Иван как бы чем пораженный, снова приподнял голову. В глубине его провалившихся внутрь глазниц глаз блестели слезы:
– А ты все-таки не глуп… Явно не глуп… Я считал тебя глупым, но я ошибался…
Что-то новое словно бы проступило в самом выражении лица и даже облике «Алеши». Лицо даже как бы слегка вытянулось и приобрело такое знакомое и такое ненавистное когда-то для Ивана выражение.
– Это вы от гордости своей думали-с, что я глуп…
Иван какое-то время, словно еще не веря своей догадке, смотрел на «Алешу», все сильнее расширяя глаза. И вдруг завопил последним уже криком, вытянув вперед руку:
– Ты!.. Ты – Смердяков!..
Но вслед за этим криком силы окончательно оставили его. Но все-таки уже заваливаясь со стула вперед, он успел заметить еще одно преображение «Алеши». Арестантский халат его снова приобрел грубо-затрапезные формы, лицо осунулось и пересеклось болезненными морщинами, а на голове вновь появился колпак из бинтов. И уже гаснущее сознание успело выхватить последней вспышкой рывок этого Алеши от стены к нему с каким-то криком, который он уже, к сожалению, не услышал.
Э П И Л О Г
I
НОВАЯ ЖИЗНЬ ВОЛЧЬЕГО ПРУДА
У нас середина января. В начале месяца стояли сильные морозы, сейчас отступили, и зима словно бы стала даже и «мягкой». Особенно хороши утренние туманы с последующим инеем на деревьях. Мягкая многослойная осыпающаяся бахрома тяжелит ветви хвойных веток, где порой проглядывает основательно побледневшая зелень. По-особенному живописен прибрежный камыш с его белесыми флагами метелок, направленными как по команде в одну сторону. На ровной, лишь чуть бугристой поверхности пруда они смотрятся как некое зачарованное замороженное войско, утопленное под лед, но выставившее вверх так и не сдавшиеся ряды копий с облепленными снегом бунчуками.
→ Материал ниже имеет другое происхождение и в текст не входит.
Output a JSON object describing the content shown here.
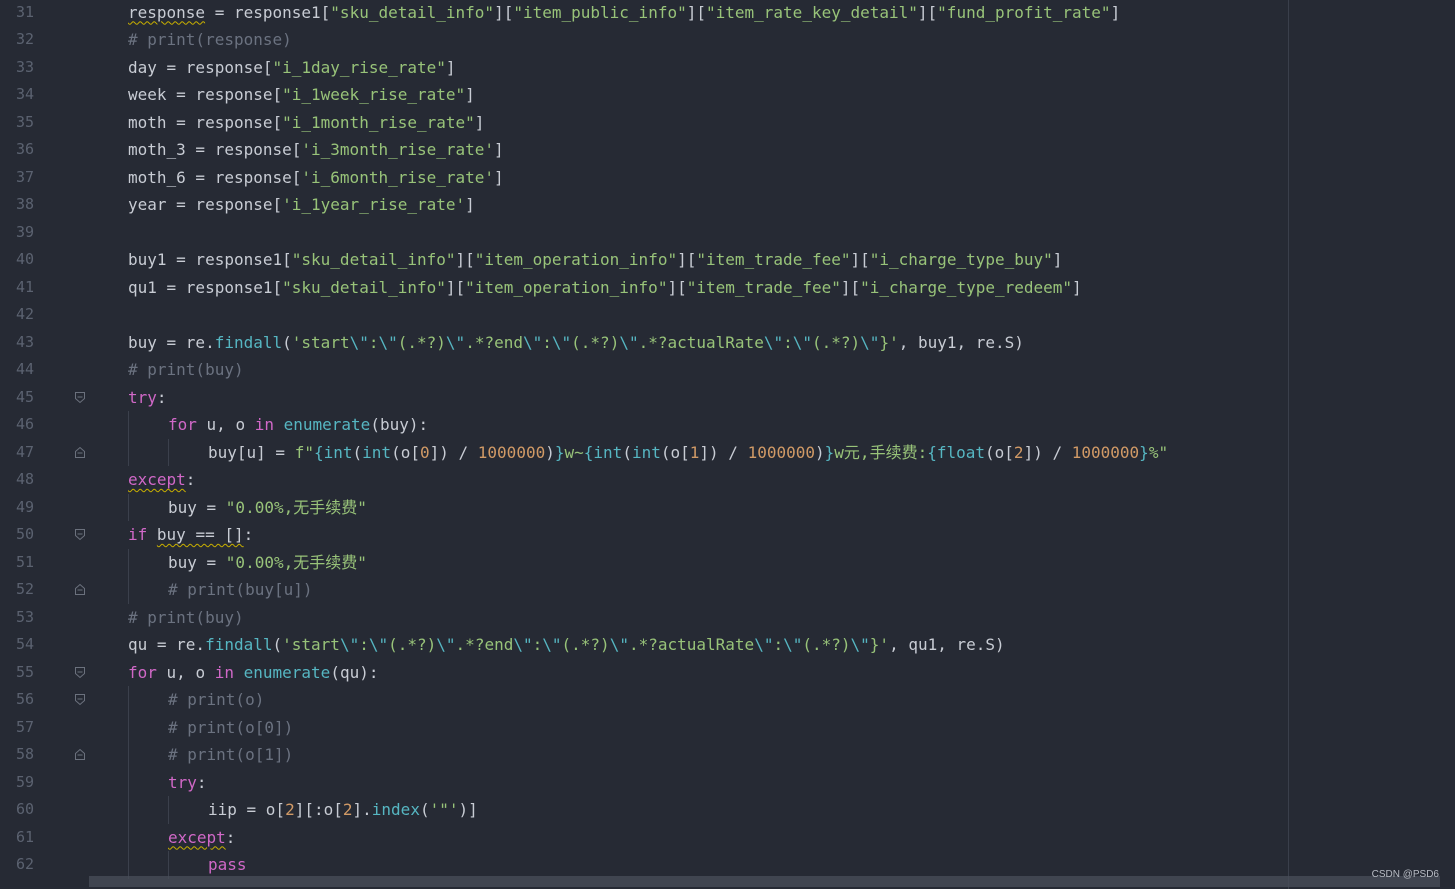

Это я описываю зимние картины, стоя на берегу Волчьего пруда. Впрочем, оторвав от него взгляд и переведя его вверх по склону ложбины по направлению городу, видишь совсем другую картину. Под недавно поднявшимся над горизонтом и еще дымным в пленке облачной пелены солнцем видны пласты развороченной черновато-красной земли, которая особенно бросается глаза на фоне белоснежного фона и серого задника горизонта. Слева – горят костры, дым от которых бело-серыми рукавами поднимается прямо в небо. Рядом с кострами возятся люди, некоторые с тачками, и уже от их действий обозначился провалом контрастно темнеющий в рассеянном свете котлован. Правее – несколько свежесрубленных строений – очевидно рабочие общежития. Их бока теплой желтовистостью срубов смягчают черно-белую картину новыми оттенками. Снег вокруг этих строений хорошо утоптан и уже потерял девственную чистоту. Еще чуть дальше большие бесформенные штабеля древесных стволов, досок и еще каких-то конструкций, назначение которых трудно определить издалека.
Все эти преобразования вокруг Волчьего пруда начались еще в сентябре, вскоре после завершения всех драматических событий, связанных с нашим городом и приездом в него государя-императора. В связи с намерениями продолжить дальше ветку железной дороги от Скотопригоньевска до губернского центра, было решено здесь же построить чугунолитейный завод по изготовлению необходимых для ветки рельс. Изыскания были проведены еще загодя, и оказалось, что как раз у Волчьего пруда находятся залежи хорошей руды для литья подходящего по качеству чугуна. Недаром вода в пруду всегда была красноватой – именно от растворенного в ней в большом количестве железа. Да, «карове» с ее «девственной кровью», растерзанной волками, нашлось вполне естественнонаучное объяснение. Оно, впрочем, и к лучшему – давно пора уже поразогнать дремучие невежественные байки наших городских и деревенских баснословцев нормальным техническим и экономическим прогрессом.
Правда, баек все равно не стало меньше. И одна из них сложилась, можно сказать, прямо на глазах. Это я имею в виду темную, да – так и оставшуюся «темной»! – историю смерти Лягавого (или Горсткина). Мы его оставили во время тоже довольно темных сношений с хлыстами и в странном союзе с Митей. Дмитрий Федорович, наверно, многое мог бы объяснить в странностях своего нового «друга», но всегда грустно молчал на прямые вопросы или говорил что-то непонятное о «снах, которые входят в реализм жизни». О странностях Горсткина зато часто распространялся его брат, который был у Горсткина в непонятном качестве – то ли лакея, то ли приживальщика. Но только не родного брата, имеющего все гражданские права – странно, что тот и не претендовал на такой статус.